One in eight businesses do not have a defined segmentation strategy in place, according to Oliver Wight.
And of those with defined segments, little more than one third (37 per cent) have a go-to-market strategy. The figures come from a poll of delegates at a seminar on demand management in November.
Debbie Bowen-Heaton, partner and demand management specialist at Oliver Wight, said: “Not all customers are the same and businesses have to develop a go-to-market strategy for each segment. Don’t wait; start segmenting now. No matter at what stage of maturity your business is, the information required for segmentation is there. It may not be written down but it is available.”
The poll also suggested that organisations are not involving the right people when determining their segmentation and demand management process.
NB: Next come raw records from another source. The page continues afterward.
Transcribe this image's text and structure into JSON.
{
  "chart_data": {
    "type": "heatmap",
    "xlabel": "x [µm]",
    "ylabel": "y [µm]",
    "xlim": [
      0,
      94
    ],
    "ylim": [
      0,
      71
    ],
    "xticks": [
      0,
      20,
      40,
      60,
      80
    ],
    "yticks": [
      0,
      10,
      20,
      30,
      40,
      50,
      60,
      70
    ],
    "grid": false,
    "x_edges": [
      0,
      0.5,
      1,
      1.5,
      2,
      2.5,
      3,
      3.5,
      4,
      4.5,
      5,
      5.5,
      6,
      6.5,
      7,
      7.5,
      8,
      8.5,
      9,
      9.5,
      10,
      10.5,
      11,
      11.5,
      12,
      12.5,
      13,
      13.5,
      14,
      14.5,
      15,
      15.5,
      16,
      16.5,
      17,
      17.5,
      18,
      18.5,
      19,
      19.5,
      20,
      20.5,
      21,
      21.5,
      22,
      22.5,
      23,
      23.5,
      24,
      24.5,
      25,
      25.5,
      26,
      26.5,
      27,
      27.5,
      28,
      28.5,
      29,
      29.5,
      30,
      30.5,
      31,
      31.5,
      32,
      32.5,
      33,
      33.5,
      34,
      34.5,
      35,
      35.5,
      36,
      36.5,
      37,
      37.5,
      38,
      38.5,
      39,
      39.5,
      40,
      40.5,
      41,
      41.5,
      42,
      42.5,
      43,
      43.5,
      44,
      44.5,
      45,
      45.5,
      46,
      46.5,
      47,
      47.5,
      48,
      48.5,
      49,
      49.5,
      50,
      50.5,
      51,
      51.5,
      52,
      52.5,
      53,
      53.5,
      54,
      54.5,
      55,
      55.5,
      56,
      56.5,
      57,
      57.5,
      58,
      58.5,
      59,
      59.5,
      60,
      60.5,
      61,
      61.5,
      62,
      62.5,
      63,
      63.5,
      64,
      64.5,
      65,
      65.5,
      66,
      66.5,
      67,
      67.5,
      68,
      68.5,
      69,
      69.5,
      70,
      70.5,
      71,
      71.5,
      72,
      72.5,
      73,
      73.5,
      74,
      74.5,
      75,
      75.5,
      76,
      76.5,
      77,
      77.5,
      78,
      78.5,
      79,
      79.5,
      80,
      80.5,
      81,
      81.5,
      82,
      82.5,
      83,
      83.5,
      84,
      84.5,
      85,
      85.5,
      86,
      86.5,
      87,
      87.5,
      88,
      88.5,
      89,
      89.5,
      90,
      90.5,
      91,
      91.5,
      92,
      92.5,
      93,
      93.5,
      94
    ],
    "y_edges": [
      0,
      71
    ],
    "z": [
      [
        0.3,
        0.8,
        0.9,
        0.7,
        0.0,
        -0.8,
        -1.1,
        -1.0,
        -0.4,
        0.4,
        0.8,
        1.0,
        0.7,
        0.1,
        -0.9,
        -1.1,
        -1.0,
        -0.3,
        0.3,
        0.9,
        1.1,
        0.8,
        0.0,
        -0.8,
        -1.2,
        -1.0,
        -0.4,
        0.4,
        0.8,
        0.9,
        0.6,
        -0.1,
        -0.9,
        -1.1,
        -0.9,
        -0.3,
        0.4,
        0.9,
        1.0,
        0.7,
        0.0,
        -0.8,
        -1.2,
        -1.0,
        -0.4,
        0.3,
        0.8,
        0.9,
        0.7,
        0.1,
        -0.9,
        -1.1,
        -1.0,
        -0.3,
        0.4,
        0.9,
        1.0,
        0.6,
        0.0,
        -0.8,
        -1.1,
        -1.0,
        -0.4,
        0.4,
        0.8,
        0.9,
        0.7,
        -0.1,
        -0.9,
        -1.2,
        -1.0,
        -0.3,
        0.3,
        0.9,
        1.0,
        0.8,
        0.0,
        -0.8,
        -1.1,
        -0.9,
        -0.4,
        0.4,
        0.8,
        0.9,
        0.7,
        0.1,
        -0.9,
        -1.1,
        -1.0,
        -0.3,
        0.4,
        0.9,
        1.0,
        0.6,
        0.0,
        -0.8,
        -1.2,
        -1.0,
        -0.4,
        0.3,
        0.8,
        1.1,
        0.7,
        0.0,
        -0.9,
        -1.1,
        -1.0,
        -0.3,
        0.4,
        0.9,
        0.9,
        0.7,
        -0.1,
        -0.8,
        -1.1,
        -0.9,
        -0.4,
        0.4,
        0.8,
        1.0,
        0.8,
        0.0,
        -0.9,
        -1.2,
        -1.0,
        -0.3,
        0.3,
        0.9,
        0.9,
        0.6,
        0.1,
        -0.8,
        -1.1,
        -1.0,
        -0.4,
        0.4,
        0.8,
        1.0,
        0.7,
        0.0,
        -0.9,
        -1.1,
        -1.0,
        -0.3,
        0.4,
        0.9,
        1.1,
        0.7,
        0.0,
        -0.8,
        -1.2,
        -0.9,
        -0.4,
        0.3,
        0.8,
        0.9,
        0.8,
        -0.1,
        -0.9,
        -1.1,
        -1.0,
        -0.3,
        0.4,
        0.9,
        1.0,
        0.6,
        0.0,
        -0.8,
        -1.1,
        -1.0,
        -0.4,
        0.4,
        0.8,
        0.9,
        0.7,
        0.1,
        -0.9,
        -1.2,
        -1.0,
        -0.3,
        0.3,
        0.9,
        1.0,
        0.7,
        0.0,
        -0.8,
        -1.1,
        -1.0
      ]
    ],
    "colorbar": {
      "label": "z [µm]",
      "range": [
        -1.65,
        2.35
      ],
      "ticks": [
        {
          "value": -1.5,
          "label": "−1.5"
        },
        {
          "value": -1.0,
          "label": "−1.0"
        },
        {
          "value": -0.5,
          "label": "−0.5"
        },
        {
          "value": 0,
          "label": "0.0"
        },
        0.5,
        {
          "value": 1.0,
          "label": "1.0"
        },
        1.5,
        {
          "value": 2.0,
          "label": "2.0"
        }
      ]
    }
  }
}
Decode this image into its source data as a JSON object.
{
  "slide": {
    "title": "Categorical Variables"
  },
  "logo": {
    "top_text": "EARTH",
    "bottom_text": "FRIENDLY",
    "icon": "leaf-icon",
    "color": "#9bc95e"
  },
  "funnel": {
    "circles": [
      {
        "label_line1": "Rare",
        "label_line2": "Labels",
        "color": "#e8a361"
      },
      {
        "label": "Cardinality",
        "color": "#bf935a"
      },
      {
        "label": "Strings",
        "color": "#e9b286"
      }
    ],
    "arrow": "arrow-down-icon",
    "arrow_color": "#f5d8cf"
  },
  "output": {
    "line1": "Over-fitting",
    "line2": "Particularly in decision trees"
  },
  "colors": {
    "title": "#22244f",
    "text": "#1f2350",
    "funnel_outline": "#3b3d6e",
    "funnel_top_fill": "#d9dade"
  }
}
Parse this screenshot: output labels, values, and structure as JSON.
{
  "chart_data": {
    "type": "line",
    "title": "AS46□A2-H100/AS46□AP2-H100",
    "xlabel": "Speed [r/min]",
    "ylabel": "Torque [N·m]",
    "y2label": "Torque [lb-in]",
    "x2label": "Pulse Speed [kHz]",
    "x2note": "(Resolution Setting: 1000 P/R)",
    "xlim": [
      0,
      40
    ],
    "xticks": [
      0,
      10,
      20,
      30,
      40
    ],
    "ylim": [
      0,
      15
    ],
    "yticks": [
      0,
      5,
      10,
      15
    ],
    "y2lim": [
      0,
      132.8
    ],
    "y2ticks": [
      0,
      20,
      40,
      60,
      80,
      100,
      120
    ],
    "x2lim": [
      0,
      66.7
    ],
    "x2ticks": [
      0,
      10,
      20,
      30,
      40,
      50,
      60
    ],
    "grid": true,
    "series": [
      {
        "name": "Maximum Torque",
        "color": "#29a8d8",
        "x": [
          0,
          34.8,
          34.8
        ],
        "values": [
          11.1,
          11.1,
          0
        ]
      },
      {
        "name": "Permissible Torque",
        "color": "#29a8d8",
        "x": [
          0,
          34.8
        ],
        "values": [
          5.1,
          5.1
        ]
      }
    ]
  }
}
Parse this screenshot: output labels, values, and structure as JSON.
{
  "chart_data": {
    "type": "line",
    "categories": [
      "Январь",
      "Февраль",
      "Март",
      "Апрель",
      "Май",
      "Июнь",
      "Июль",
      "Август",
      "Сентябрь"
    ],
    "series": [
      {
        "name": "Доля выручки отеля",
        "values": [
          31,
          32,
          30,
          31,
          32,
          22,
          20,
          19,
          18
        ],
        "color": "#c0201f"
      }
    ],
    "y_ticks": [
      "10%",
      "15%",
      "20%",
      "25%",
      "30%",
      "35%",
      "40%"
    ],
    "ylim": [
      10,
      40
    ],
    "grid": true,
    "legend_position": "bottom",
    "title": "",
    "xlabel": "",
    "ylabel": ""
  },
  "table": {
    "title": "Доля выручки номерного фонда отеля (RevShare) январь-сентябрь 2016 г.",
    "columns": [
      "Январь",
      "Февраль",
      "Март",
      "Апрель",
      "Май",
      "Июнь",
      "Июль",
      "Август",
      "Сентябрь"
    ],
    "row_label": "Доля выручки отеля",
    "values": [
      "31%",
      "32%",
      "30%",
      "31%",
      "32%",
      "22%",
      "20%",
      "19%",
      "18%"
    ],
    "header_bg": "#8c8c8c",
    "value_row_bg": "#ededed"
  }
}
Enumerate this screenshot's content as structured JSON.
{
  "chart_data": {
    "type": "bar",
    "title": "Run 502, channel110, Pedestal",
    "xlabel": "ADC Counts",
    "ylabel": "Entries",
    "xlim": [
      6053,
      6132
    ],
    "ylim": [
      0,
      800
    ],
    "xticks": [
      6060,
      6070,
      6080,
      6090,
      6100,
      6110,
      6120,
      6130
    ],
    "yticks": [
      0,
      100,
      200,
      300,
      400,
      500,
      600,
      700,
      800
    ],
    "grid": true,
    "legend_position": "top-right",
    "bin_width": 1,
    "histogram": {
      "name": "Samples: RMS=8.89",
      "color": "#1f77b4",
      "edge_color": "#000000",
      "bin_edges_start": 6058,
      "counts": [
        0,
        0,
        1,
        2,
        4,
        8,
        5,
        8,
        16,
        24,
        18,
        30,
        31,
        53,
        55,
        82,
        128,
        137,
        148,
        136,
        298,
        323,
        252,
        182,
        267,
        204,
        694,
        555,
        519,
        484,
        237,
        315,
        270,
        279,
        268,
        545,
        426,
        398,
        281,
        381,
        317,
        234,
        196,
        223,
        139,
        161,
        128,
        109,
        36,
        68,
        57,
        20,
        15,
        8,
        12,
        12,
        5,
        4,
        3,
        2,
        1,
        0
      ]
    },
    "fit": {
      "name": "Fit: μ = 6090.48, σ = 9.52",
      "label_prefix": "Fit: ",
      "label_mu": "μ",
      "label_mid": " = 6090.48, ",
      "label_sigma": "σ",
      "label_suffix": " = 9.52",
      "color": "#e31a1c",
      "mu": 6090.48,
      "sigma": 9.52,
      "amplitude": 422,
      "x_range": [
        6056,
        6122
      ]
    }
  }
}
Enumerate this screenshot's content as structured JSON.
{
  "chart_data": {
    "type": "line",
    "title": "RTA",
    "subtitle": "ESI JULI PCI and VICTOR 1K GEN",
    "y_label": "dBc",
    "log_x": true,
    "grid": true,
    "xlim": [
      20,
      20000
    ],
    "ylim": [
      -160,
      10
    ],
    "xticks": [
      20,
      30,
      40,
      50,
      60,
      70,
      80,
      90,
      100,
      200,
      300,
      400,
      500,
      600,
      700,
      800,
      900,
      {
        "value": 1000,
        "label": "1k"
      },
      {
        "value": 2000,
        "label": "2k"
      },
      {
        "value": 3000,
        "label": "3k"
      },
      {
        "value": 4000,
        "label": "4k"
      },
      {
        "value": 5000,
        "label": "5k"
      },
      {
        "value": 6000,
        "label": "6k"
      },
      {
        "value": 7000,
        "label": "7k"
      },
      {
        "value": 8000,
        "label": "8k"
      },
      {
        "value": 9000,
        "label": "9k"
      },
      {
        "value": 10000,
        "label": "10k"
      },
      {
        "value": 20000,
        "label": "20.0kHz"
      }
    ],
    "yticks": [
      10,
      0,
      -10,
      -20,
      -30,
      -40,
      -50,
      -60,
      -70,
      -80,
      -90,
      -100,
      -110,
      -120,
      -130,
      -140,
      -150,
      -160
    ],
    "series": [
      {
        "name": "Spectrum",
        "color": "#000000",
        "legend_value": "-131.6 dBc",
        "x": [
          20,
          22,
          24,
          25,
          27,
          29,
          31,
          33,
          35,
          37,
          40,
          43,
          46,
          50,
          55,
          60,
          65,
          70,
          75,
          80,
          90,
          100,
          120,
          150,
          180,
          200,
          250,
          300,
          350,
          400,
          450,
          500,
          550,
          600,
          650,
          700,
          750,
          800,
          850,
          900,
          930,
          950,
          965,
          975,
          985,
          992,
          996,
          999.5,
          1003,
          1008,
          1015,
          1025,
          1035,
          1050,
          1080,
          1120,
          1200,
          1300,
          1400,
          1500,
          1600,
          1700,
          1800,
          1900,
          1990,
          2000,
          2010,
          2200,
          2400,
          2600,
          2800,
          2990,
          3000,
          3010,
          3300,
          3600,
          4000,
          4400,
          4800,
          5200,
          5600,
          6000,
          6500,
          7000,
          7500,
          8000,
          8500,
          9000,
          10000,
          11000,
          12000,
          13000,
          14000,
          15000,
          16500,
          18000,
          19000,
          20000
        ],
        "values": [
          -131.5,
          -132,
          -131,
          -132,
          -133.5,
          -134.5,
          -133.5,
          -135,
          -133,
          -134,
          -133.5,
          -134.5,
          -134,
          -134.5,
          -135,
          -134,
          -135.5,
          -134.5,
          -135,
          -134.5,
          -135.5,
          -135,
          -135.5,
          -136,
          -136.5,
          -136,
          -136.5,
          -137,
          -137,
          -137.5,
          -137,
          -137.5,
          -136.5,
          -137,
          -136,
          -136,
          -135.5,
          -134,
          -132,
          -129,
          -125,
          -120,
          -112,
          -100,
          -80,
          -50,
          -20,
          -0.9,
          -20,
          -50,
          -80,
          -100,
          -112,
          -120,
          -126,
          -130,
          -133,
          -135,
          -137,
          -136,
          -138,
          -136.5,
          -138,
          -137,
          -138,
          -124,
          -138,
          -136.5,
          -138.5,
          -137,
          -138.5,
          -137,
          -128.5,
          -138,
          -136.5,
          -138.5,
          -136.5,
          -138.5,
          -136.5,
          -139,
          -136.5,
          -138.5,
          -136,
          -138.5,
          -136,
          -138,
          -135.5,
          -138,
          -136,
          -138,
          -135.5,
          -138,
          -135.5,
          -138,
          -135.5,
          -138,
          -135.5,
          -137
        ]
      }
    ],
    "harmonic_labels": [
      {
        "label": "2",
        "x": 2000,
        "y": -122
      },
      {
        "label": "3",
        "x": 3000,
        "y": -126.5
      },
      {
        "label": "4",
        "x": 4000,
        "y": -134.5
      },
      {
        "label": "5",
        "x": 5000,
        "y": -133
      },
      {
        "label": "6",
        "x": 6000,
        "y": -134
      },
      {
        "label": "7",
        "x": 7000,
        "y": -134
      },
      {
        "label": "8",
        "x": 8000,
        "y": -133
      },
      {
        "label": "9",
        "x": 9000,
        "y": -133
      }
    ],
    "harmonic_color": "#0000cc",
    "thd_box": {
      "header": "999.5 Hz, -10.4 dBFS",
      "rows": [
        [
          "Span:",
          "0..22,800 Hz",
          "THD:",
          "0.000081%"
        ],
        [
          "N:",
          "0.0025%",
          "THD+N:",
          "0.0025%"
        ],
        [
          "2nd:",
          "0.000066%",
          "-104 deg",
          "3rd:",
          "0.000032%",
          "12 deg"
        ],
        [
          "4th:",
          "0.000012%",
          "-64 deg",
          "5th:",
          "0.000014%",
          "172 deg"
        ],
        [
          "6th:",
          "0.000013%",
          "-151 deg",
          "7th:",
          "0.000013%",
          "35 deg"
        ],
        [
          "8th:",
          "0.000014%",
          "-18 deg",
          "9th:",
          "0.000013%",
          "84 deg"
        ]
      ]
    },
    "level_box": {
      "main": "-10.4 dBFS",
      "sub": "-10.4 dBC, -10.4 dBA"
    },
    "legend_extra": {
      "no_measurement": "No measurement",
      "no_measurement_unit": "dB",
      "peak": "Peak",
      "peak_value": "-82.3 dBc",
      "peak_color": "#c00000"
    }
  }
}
Bowen-Heaton said: “It is vital the sales and marketing teams define and deploy the go-to-market strategy, but they are dependent on information and expert recommendation from the insight and analytics teams. Equally, the supply chain will have to propose and deploy a strategic supply chain response. Therefore you must involve cross-functional teams in the demand planning and segmentation process to succeed long term.”
Oliver Wight argues that planning 18-24 months in advance is now no longer enough; a 36-month horizon is becoming the standard for successful businesses. But, the poll suggested that even some of the well-known businesses are behind in their segmentation and demand processes, critically hampering their ability to anticipate and meet future demand.